Danboro, PA —When Jim Sutcliffe, the technical lab supervisor at Penn Engineering and Manufacturing (PEM), takes pictures at work, it's not for fun. He uses his new Polaroid digital microscope camera, the DMC Ie, for reviewing new designs of PEM's self-cinching fasteners and deciding whether or not they work.
"We provide support for the engineering department, focusing primarily on new product development," says Sutcliffe. "We see in an instant if our displacement calculations are correct." The DMC Ie is also suitable for use in automotive, aerospace, semiconductor manufacturing, and other industries during failure analysis, materials characterization processes, and for detecting reverse engineering or patent infringements.
PEM also uses the digital images for quality control and visual inspection. "Say that we discover a problem with our tooling company in South Carolina. Now, we just e-mail them an image of the fastener with an explanation and straighten the problem immediately," says Sutcliffe. Previously, PEM used a 35-mm film-based photo-micrograph system. "We couldn't do much with the film. We'd have to develop it, mail it, and then wait. That doesn't happen now," he says.

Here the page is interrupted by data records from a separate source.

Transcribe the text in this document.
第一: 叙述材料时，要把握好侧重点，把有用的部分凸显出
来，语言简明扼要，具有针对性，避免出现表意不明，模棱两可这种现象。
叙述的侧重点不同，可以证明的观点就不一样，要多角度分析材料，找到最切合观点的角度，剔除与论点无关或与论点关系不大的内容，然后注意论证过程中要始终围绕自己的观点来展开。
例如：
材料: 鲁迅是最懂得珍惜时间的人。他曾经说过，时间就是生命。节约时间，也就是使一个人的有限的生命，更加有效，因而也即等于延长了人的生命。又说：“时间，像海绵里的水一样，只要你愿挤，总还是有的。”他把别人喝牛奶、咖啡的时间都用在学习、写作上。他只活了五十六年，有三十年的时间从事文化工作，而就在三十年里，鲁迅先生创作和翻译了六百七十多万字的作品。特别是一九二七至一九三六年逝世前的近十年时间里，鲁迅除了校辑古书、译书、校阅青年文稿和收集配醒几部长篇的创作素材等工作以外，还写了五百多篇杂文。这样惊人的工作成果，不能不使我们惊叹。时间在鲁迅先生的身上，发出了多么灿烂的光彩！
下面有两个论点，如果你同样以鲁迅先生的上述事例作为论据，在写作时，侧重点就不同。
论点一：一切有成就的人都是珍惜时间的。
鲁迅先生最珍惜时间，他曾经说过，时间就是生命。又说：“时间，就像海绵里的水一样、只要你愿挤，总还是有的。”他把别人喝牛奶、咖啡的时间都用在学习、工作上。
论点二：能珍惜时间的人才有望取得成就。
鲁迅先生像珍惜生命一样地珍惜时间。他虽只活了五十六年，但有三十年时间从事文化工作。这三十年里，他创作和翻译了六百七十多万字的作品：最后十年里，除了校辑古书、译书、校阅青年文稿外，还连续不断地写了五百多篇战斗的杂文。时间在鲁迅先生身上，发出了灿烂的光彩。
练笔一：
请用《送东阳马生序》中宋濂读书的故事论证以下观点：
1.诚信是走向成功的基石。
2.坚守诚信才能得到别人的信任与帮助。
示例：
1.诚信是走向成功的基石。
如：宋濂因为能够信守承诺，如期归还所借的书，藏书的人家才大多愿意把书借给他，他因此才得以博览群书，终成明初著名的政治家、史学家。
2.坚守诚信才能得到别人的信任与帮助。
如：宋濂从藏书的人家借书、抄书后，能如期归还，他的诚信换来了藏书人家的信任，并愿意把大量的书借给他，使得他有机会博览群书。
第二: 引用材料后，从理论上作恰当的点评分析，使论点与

Polaroid's DMC Ie utility software used with the camera gives users measurement marker and annotation tools that add markers in micron, millimeter, centimeter, and inch. Designers may also place a title or make a note on the digital images.
Exposure times for the DMC Ie range from 20 milliseconds to one second. Data transfer rates are greater than 2M bytes per second. Polaroid uses a raw sensor file containing one million pixels for providing sharp image detail and enlargement capability. The pixel sensor captures color RGB (red-orange, green, blue-violet) images with resolutions measuring 1,600×1,200 pixels.